Dads, don’t buy those ‘I’ll pay you back!’ promises

Published 9:31 pm Friday, June 15, 2018

This has been the best week of the year, something we don’t get to say often. Once a year the amazin’ blonde and I take our daughter Rach and the two grandbabies and fly out to Huntington Beach, California, to see our son, Malachi. We stay in a little condo that overlooks the Pacific.

This year it is particularly fitting that our trip will take us all the way to Father’s Day, and we will have the added blessing of gathering for worship at a little church in Orange County. It may be hard to look down the bench this Sunday and not think back to those growing-up years.

Parenthood, at its very best, is an imperfect science, and it teaches us that we are not all that the way we thought we were. That position now goes to our children. With children, you become both rich and poor. You grow rich in experience, love and blessings. You grow poor in winning arguments, especially in any type of financial negotiations. That process starts innocently enough. In fact, chances are you cannot even remember when it first got out of control. You just wake up one day and realize that we have no idea what we’re doing but will have to walk around pretending to the world that we do.

I had a flashback to such a time when I looked at my now 38-year-old son.

“Dad,” he said one day right out of the clear blue, “let me borrow $2. I’ll pay you back.” That was when he was about two.

Fifteen years — and 1,000 visits later — he came to me again. But I was ready for him:

“Dad, can I borrow $25? I’ll pay you back.”

“What do you mean you’ll pay me back?  How old are you, son?”

“You know how old I am.”

“That’s not the point.
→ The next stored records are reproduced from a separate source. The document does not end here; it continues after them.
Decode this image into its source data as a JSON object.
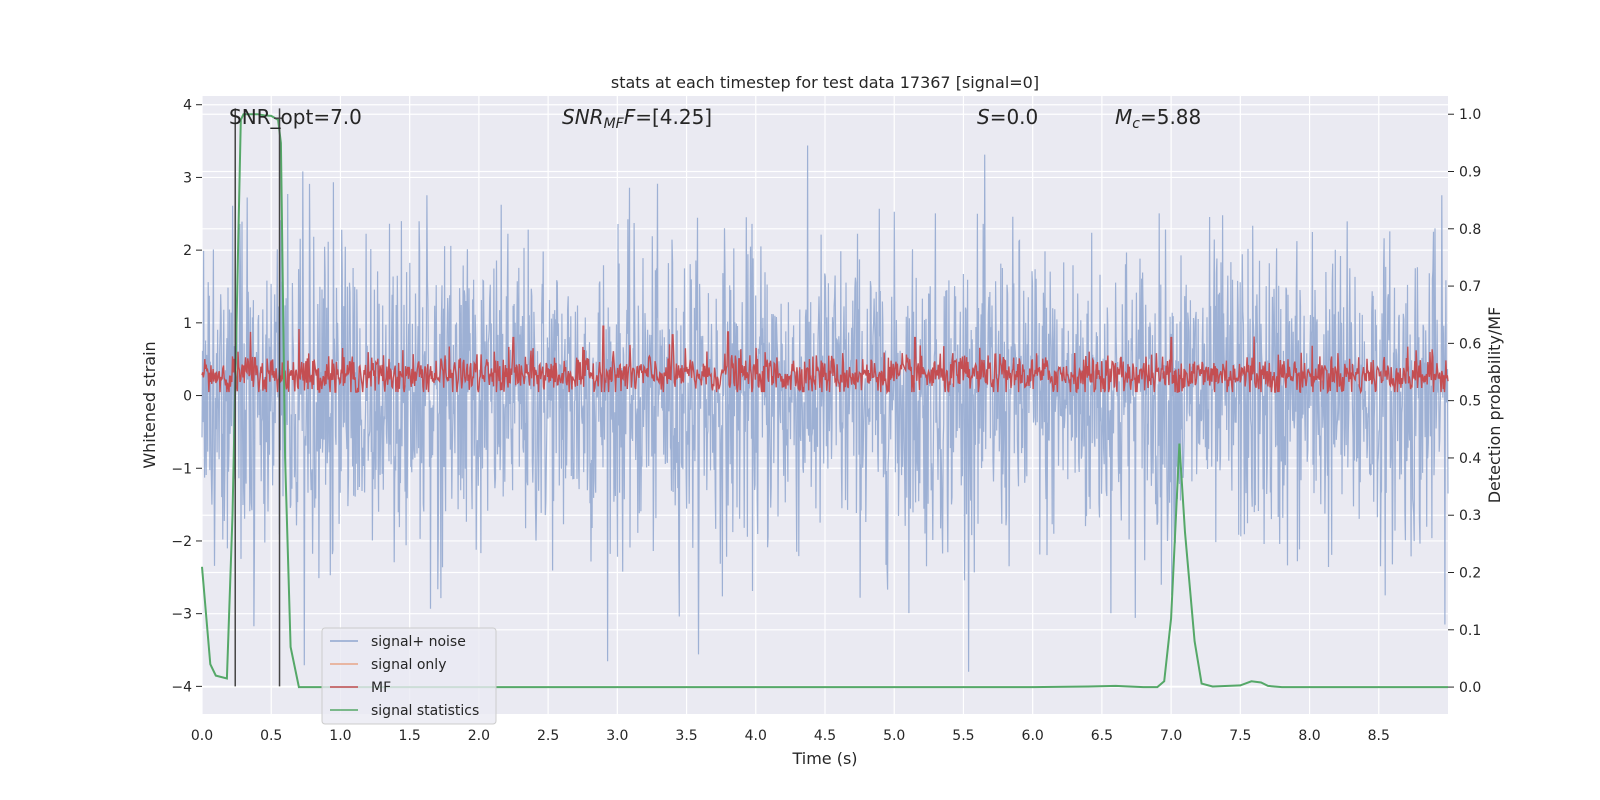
{
  "chart_data": {
    "type": "line",
    "title": "stats at each timestep for test data 17367 [signal=0]",
    "xlabel": "Time (s)",
    "ylabel_left": "Whitened strain",
    "ylabel_right": "Detection probability/MF",
    "xlim": [
      0.0,
      9.0
    ],
    "ylim_left": [
      -4.38,
      4.12
    ],
    "ylim_right": [
      -0.047,
      1.0318
    ],
    "x_ticks": [
      0.0,
      0.5,
      1.0,
      1.5,
      2.0,
      2.5,
      3.0,
      3.5,
      4.0,
      4.5,
      5.0,
      5.5,
      6.0,
      6.5,
      7.0,
      7.5,
      8.0,
      8.5
    ],
    "x_tick_labels": [
      "0.0",
      "0.5",
      "1.0",
      "1.5",
      "2.0",
      "2.5",
      "3.0",
      "3.5",
      "4.0",
      "4.5",
      "5.0",
      "5.5",
      "6.0",
      "6.5",
      "7.0",
      "7.5",
      "8.0",
      "8.5"
    ],
    "y_left_ticks": [
      4,
      3,
      2,
      1,
      0,
      -1,
      -2,
      -3,
      -4
    ],
    "y_left_tick_labels": [
      "4",
      "3",
      "2",
      "1",
      "0",
      "−1",
      "−2",
      "−3",
      "−4"
    ],
    "y_right_ticks": [
      1.0,
      0.9,
      0.8,
      0.7,
      0.6,
      0.5,
      0.4,
      0.3,
      0.2,
      0.1,
      0.0
    ],
    "y_right_tick_labels": [
      "1.0",
      "0.9",
      "0.8",
      "0.7",
      "0.6",
      "0.5",
      "0.4",
      "0.3",
      "0.2",
      "0.1",
      "0.0"
    ],
    "annotations": {
      "snr_opt": "SNR_opt=7.0",
      "snr_mf_base": "SNR",
      "snr_mf_sub": "MF",
      "snr_mf_value": "=[4.25]",
      "s_base": "S",
      "s_value": "=0.0",
      "mc_base": "M",
      "mc_sub": "c",
      "mc_value": "=5.88"
    },
    "markers": {
      "vertical_lines_x": [
        0.24,
        0.56
      ],
      "vertical_line_ylim_left": [
        -4.0,
        3.95
      ],
      "horizontal_segment": {
        "x": [
          0.52,
          0.58
        ],
        "y_right": 0.993
      }
    },
    "series": [
      {
        "name": "signal+ noise",
        "axis": "left",
        "color": "#8fa6cf",
        "description_stats": {
          "mean": 0.0,
          "std": 1.0,
          "typical_max": 3.9,
          "typical_min": -3.8
        }
      },
      {
        "name": "signal only",
        "axis": "left",
        "color": "#e8a487",
        "values": []
      },
      {
        "name": "MF",
        "axis": "right",
        "color": "#c44e52",
        "description_stats": {
          "mean": 0.545,
          "typical_max": 0.6,
          "typical_min": 0.515,
          "spikes": [
            [
              0.35,
              0.62
            ],
            [
              0.7,
              0.625
            ],
            [
              2.25,
              0.61
            ],
            [
              2.9,
              0.63
            ],
            [
              3.4,
              0.615
            ],
            [
              3.8,
              0.62
            ],
            [
              5.15,
              0.61
            ],
            [
              7.0,
              0.61
            ],
            [
              7.6,
              0.612
            ]
          ]
        }
      },
      {
        "name": "signal statistics",
        "axis": "right",
        "color": "#55a868",
        "x": [
          0.0,
          0.06,
          0.1,
          0.18,
          0.22,
          0.28,
          0.3,
          0.34,
          0.4,
          0.45,
          0.5,
          0.55,
          0.57,
          0.6,
          0.64,
          0.7,
          1.0,
          2.0,
          3.0,
          4.0,
          5.0,
          6.0,
          6.4,
          6.6,
          6.8,
          6.9,
          6.95,
          7.0,
          7.06,
          7.1,
          7.17,
          7.22,
          7.3,
          7.5,
          7.58,
          7.65,
          7.7,
          7.8,
          8.0,
          9.0
        ],
        "y": [
          0.21,
          0.04,
          0.02,
          0.015,
          0.3,
          0.99,
          1.0,
          1.0,
          1.0,
          0.998,
          0.997,
          0.99,
          0.95,
          0.4,
          0.07,
          0.0,
          0.0,
          0.0,
          0.0,
          0.0,
          0.0,
          0.0,
          0.001,
          0.002,
          0.0,
          0.0,
          0.01,
          0.12,
          0.425,
          0.27,
          0.08,
          0.006,
          0.001,
          0.003,
          0.01,
          0.008,
          0.002,
          0.0,
          0.0,
          0.0
        ]
      }
    ],
    "legend": {
      "placement": "lower-left",
      "entries": [
        "signal+ noise",
        "signal only",
        "MF",
        "signal statistics"
      ]
    },
    "grid": true
  }
}
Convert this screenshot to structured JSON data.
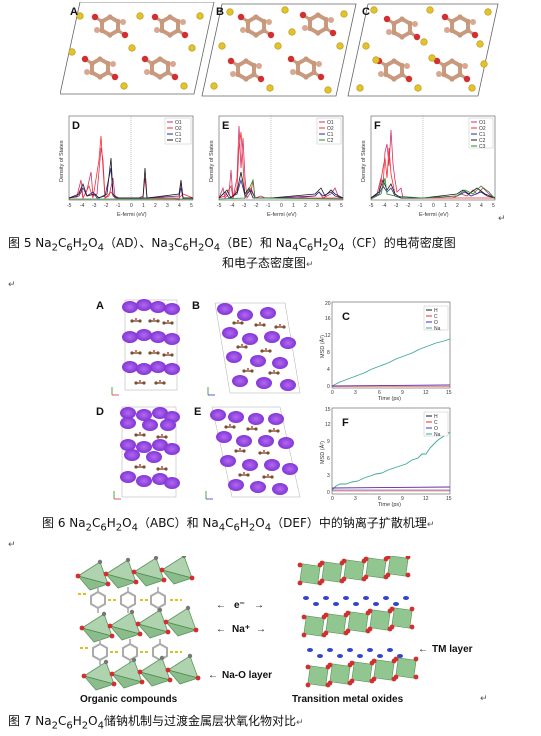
{
  "figure5": {
    "panel_labels": [
      "A",
      "B",
      "C",
      "D",
      "E",
      "F"
    ],
    "dos_xlabel": "E-fermi (eV)",
    "dos_ylabel": "Density of States",
    "xticks": [
      "-5",
      "-4",
      "-3",
      "-2",
      "-1",
      "0",
      "1",
      "2",
      "3",
      "4",
      "5"
    ],
    "legend_D": [
      "O1",
      "O2",
      "C1",
      "C2"
    ],
    "legend_E": [
      "O1",
      "O2",
      "C1",
      "C2"
    ],
    "legend_F": [
      "O1",
      "O2",
      "C1",
      "C2",
      "C3"
    ],
    "caption_line1_parts": [
      "图 5 Na",
      "2",
      "C",
      "6",
      "H",
      "2",
      "O",
      "4",
      "（AD）、Na",
      "3",
      "C",
      "6",
      "H",
      "2",
      "O",
      "4",
      "（BE）和 Na",
      "4",
      "C",
      "6",
      "H",
      "2",
      "O",
      "4",
      "（CF）的电荷密度图"
    ],
    "caption_line2": "和电子态密度图",
    "colors": {
      "O1": "#d0306a",
      "O2": "#ff2a2a",
      "C1": "#2a2a9a",
      "C2": "#1a1a1a",
      "C3": "#2a8a2a"
    }
  },
  "figure6": {
    "panel_labels": [
      "A",
      "B",
      "C",
      "D",
      "E",
      "F"
    ],
    "msd_xlabel": "Time (ps)",
    "msd_ylabel": "MSD (Å²)",
    "legend": [
      "H",
      "C",
      "O",
      "Na"
    ],
    "msd_C_yticks": [
      "0",
      "4",
      "8",
      "12",
      "16",
      "20"
    ],
    "msd_F_yticks": [
      "0",
      "3",
      "6",
      "9",
      "12",
      "15"
    ],
    "xticks": [
      "0",
      "3",
      "6",
      "9",
      "12",
      "15"
    ],
    "caption_parts": [
      "图 6 Na",
      "2",
      "C",
      "6",
      "H",
      "2",
      "O",
      "4",
      "（ABC）和 Na",
      "4",
      "C",
      "6",
      "H",
      "2",
      "O",
      "4",
      "（DEF）中的钠离子扩散机理"
    ]
  },
  "figure7": {
    "electron_label": "e⁻",
    "sodium_label": "Na⁺",
    "tm_layer_label": "TM layer",
    "nao_layer_label": "Na-O layer",
    "left_caption": "Organic compounds",
    "right_caption": "Transition metal oxides",
    "caption_parts": [
      "图 7 Na",
      "2",
      "C",
      "6",
      "H",
      "2",
      "O",
      "4",
      "储钠机制与过渡金属层状氧化物对比"
    ]
  },
  "para_mark": "↵"
}
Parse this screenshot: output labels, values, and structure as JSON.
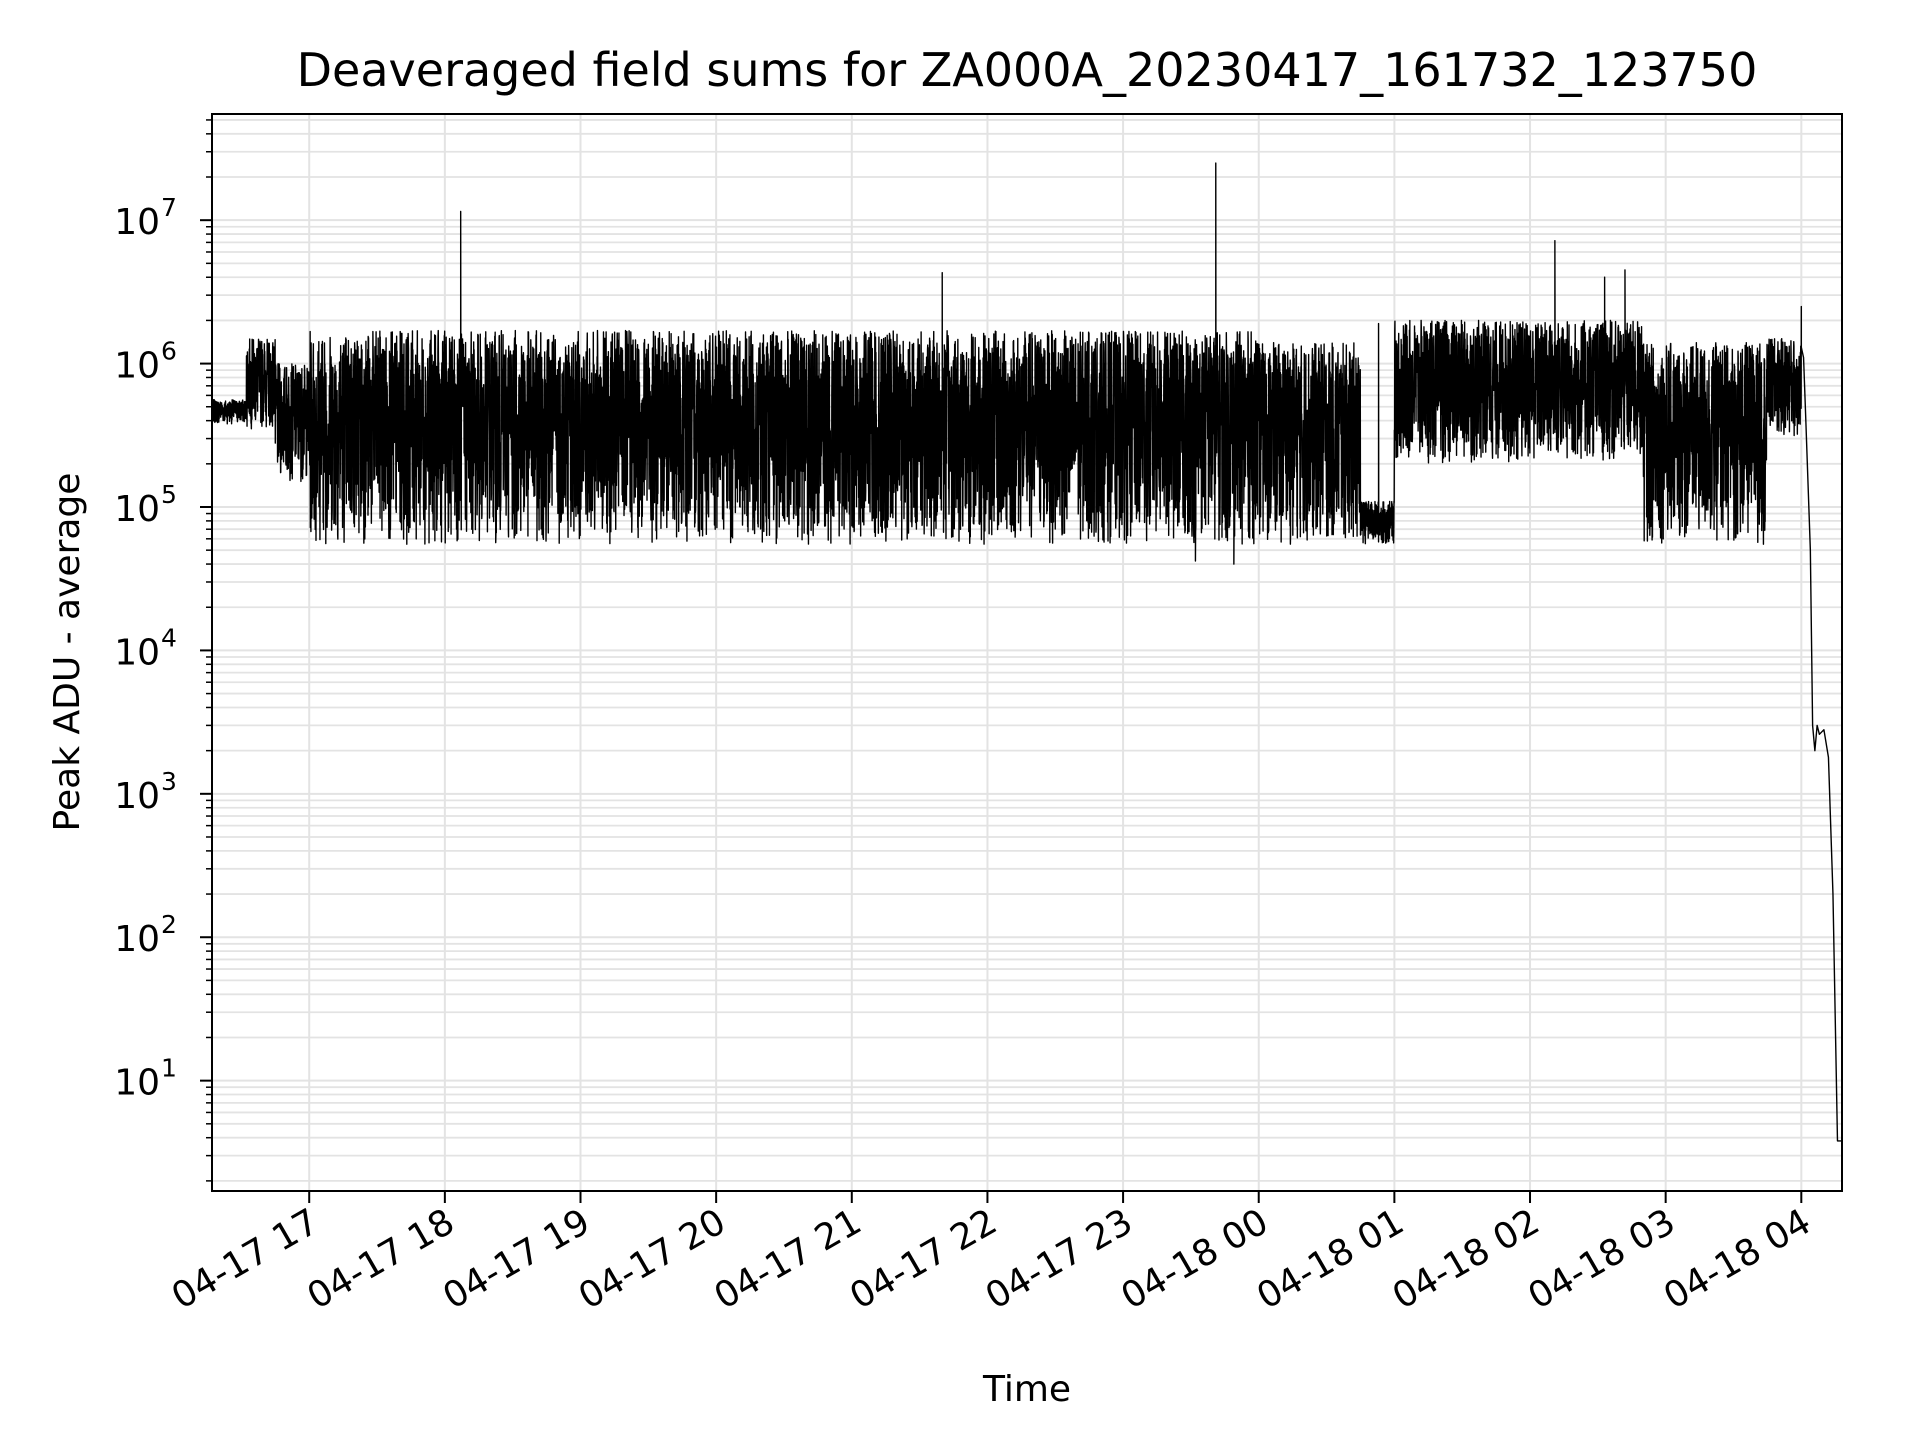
{
  "chart_data": {
    "type": "line",
    "title": "Deaveraged field sums for ZA000A_20230417_161732_123750",
    "xlabel": "Time",
    "ylabel": "Peak ADU - average",
    "yscale": "log",
    "ylim": [
      1.7,
      55000000
    ],
    "xlim": [
      "2023-04-17 16:17",
      "2023-04-18 04:18"
    ],
    "grid": true,
    "line_color": "#000000",
    "x_ticks": [
      {
        "t": "2023-04-17 17:00",
        "label": "04-17 17"
      },
      {
        "t": "2023-04-17 18:00",
        "label": "04-17 18"
      },
      {
        "t": "2023-04-17 19:00",
        "label": "04-17 19"
      },
      {
        "t": "2023-04-17 20:00",
        "label": "04-17 20"
      },
      {
        "t": "2023-04-17 21:00",
        "label": "04-17 21"
      },
      {
        "t": "2023-04-17 22:00",
        "label": "04-17 22"
      },
      {
        "t": "2023-04-17 23:00",
        "label": "04-17 23"
      },
      {
        "t": "2023-04-18 00:00",
        "label": "04-18 00"
      },
      {
        "t": "2023-04-18 01:00",
        "label": "04-18 01"
      },
      {
        "t": "2023-04-18 02:00",
        "label": "04-18 02"
      },
      {
        "t": "2023-04-18 03:00",
        "label": "04-18 03"
      },
      {
        "t": "2023-04-18 04:00",
        "label": "04-18 04"
      }
    ],
    "y_ticks": [
      {
        "value": 10,
        "base": "10",
        "exp": "1"
      },
      {
        "value": 100,
        "base": "10",
        "exp": "2"
      },
      {
        "value": 1000,
        "base": "10",
        "exp": "3"
      },
      {
        "value": 10000,
        "base": "10",
        "exp": "4"
      },
      {
        "value": 100000,
        "base": "10",
        "exp": "5"
      },
      {
        "value": 1000000,
        "base": "10",
        "exp": "6"
      },
      {
        "value": 10000000,
        "base": "10",
        "exp": "7"
      }
    ],
    "series": [
      {
        "segments": [
          {
            "from": "2023-04-17 16:17",
            "to": "2023-04-17 16:32",
            "low": 380000,
            "high": 560000
          },
          {
            "from": "2023-04-17 16:32",
            "to": "2023-04-17 16:45",
            "low": 350000,
            "high": 1500000
          },
          {
            "from": "2023-04-17 16:45",
            "to": "2023-04-17 17:00",
            "low": 150000,
            "high": 1000000
          },
          {
            "from": "2023-04-17 17:00",
            "to": "2023-04-18 00:00",
            "low": 55000,
            "high": 1700000
          },
          {
            "from": "2023-04-18 00:00",
            "to": "2023-04-18 00:45",
            "low": 55000,
            "high": 1400000
          },
          {
            "from": "2023-04-18 00:45",
            "to": "2023-04-18 01:00",
            "low": 55000,
            "high": 110000
          },
          {
            "from": "2023-04-18 01:00",
            "to": "2023-04-18 02:50",
            "low": 200000,
            "high": 2000000
          },
          {
            "from": "2023-04-18 02:50",
            "to": "2023-04-18 03:45",
            "low": 55000,
            "high": 1400000
          },
          {
            "from": "2023-04-18 03:45",
            "to": "2023-04-18 04:00",
            "low": 300000,
            "high": 1500000
          }
        ],
        "spikes": [
          {
            "t": "2023-04-17 18:07",
            "value": 11500000
          },
          {
            "t": "2023-04-17 21:40",
            "value": 4300000
          },
          {
            "t": "2023-04-17 23:41",
            "value": 25000000
          },
          {
            "t": "2023-04-18 00:53",
            "value": 1900000
          },
          {
            "t": "2023-04-18 02:11",
            "value": 7200000
          },
          {
            "t": "2023-04-18 02:33",
            "value": 4000000
          },
          {
            "t": "2023-04-18 02:42",
            "value": 4500000
          },
          {
            "t": "2023-04-18 04:00",
            "value": 2500000
          }
        ],
        "dips": [
          {
            "t": "2023-04-17 23:32",
            "value": 42000
          },
          {
            "t": "2023-04-17 23:49",
            "value": 40000
          }
        ],
        "tail": [
          {
            "t": "2023-04-18 04:00",
            "value": 1300000
          },
          {
            "t": "2023-04-18 04:01",
            "value": 1100000
          },
          {
            "t": "2023-04-18 04:02",
            "value": 400000
          },
          {
            "t": "2023-04-18 04:04",
            "value": 50000
          },
          {
            "t": "2023-04-18 04:05",
            "value": 3000
          },
          {
            "t": "2023-04-18 04:06",
            "value": 2000
          },
          {
            "t": "2023-04-18 04:07",
            "value": 3000
          },
          {
            "t": "2023-04-18 04:08",
            "value": 2600
          },
          {
            "t": "2023-04-18 04:10",
            "value": 2800
          },
          {
            "t": "2023-04-18 04:12",
            "value": 1800
          },
          {
            "t": "2023-04-18 04:14",
            "value": 200
          },
          {
            "t": "2023-04-18 04:16",
            "value": 3.8
          },
          {
            "t": "2023-04-18 04:18",
            "value": 3.8
          }
        ]
      }
    ]
  }
}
How old are you?”

“I’m 17 going on 18.”

“Seventeen going on 18. And how many times have you borrowed money from me for the past 17 going on 18 years?”

“I don’t know.”

“Take a wild guess.”

“I don’t know, Dad.”

“Jus’ take a swing at it.”

“I said I don’t know.”

“Well, let me do it for you.” I pulled out my little book in my back pocket and flipped through the pages.

“Son,” I said, “according to my records, you’ve borrowed $400, 917 over the past 17 going on 18 years.”

“No way,” he said.

“Do you want to see the book?”

“I don’t need to see the book. You haven’t even made four hundred thousand and whatever else you said the past 17 years.”

“That’s the point,” I exclaimed. “That’s the whole point. You’ve borrowed money I haven’t even made yet. Do you know how many times you’ve said, ‘Dad, I’ll pay you back.’?”

“How many?”

“According to my records,” I said as I watched my son roll his eyes, “you’ve said it 611 times. And do you know how many times you’ve actually paid me back?”

“Ten?”

“Lower.”

“Six?”

“Lower.”

“Three?”

“Keep going.”

“One?”

“You’re getting close. You’ve paid me back exactly zero times in those 17 going on 18 years.”

“So, Dad,” my son said, growing impatient, “are you going to let me borrow the $25?”

“Only if this time you promise to pay me back.”

“Dad, I promise. I’ll pay you back tomorrow.”

I gave him that strange look I use in times like these. “How are you gonna pay me back tomorrow if you don’t have any money?” I asked.

“Oh,” he said, “I’ll borrow it from Mom.”